Parenchymal Insults in Abuse-A Potential Key to Diagnosis
- PMID: 35454003
- PMCID: PMC9029348
- DOI: 10.3390/diagnostics12040955
Parenchymal Insults in Abuse-A Potential Key to Diagnosis
Abstract
Subdural hemorrhage is a key imaging finding in cases of abusive head trauma and one that many radiologists and radiology trainees become familiar with during their years of training. Although it may prove to be a marker of trauma in a young child or infant that presents without a history of injury, the parenchymal insults in these young patients more often lead to the debilitating and sometimes devastating outcomes observed in this young population. It is important to recognize these patterns of parenchymal injuries and how they may differ from the imaging findings in other cases of traumatic injury in young children.

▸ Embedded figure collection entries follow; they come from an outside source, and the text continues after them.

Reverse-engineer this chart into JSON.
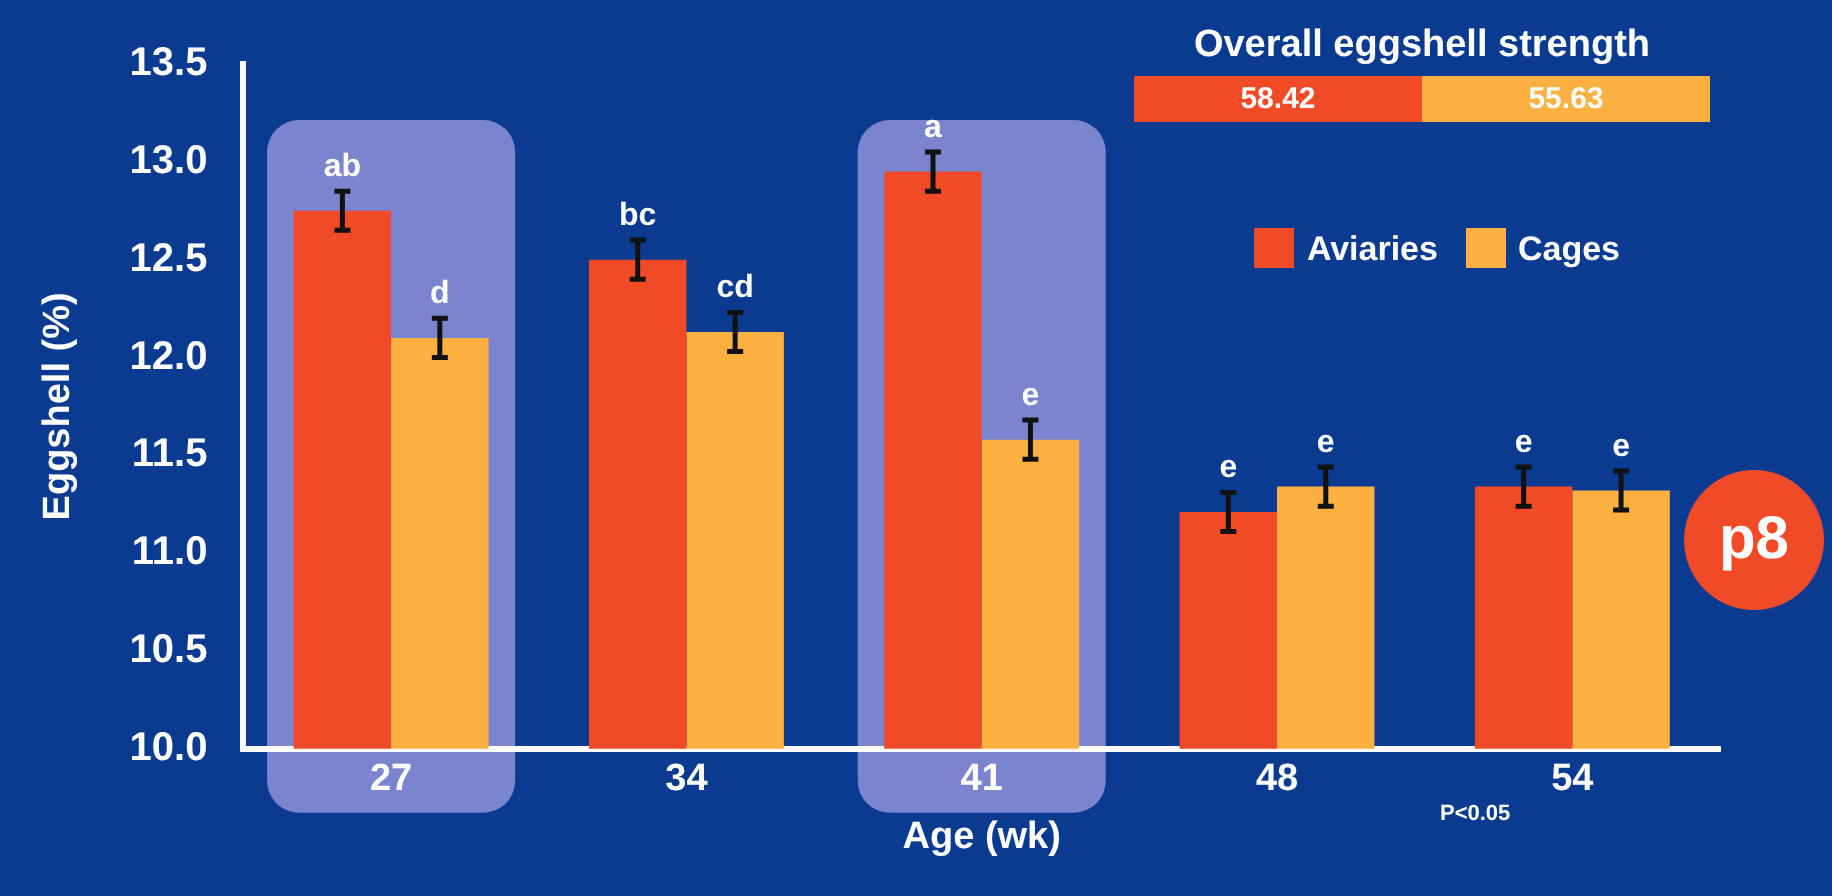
{
  "chart_data": [
    {
      "type": "bar",
      "categories": [
        "27",
        "34",
        "41",
        "48",
        "54"
      ],
      "xlabel": "Age (wk)",
      "ylabel": "Eggshell (%)",
      "series": [
        {
          "name": "Aviaries",
          "color": "#f04a26",
          "values": [
            12.75,
            12.5,
            12.95,
            11.21,
            11.34
          ],
          "errors": [
            0.1,
            0.1,
            0.1,
            0.1,
            0.1
          ],
          "value_labels": [
            "ab",
            "bc",
            "a",
            "e",
            "e"
          ]
        },
        {
          "name": "Cages",
          "color": "#fbb040",
          "values": [
            12.1,
            12.13,
            11.58,
            11.34,
            11.32
          ],
          "errors": [
            0.1,
            0.1,
            0.1,
            0.1,
            0.1
          ],
          "value_labels": [
            "d",
            "cd",
            "e",
            "e",
            "e"
          ]
        }
      ],
      "ylim": [
        10.0,
        13.5
      ],
      "yticks": [
        {
          "value": 10,
          "label": "10.0"
        },
        {
          "value": 10.5,
          "label": "10.5"
        },
        {
          "value": 11,
          "label": "11.0"
        },
        {
          "value": 11.5,
          "label": "11.5"
        },
        {
          "value": 12,
          "label": "12.0"
        },
        {
          "value": 12.5,
          "label": "12.5"
        },
        {
          "value": 13,
          "label": "13.0"
        },
        {
          "value": 13.5,
          "label": "13.5"
        }
      ],
      "bands": [
        {
          "axis": "x",
          "from": "27",
          "to": "27",
          "color": "#7b84cf"
        },
        {
          "axis": "x",
          "from": "41",
          "to": "41",
          "color": "#7b84cf"
        }
      ],
      "grid": false,
      "legend": "top right",
      "annotations": [
        "P<0.05",
        "p8"
      ]
    },
    {
      "type": "other",
      "title": "Overall eggshell strength",
      "values": [
        58.42,
        55.63
      ],
      "colors": [
        "#f04a26",
        "#fbb040"
      ],
      "data_labels": true
    }
  ]
}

In addition, these parenchymal insults may serve as another significant, distinguishing feature when making the medical diagnosis of abusive head injury while still considering alternative diagnoses, including accidental injury. Therefore, as radiologists, we must strive to look beyond the potential cranial injury or subdural hemorrhage for the sometimes more subtle but significant parenchymal insults in abuse.
Keywords: abusive head trauma; child abuse; computed tomography; hypoxic-ischemic injury; magnetic resonance imaging.
Conflict of interest statement
The author declares no conflict of interest.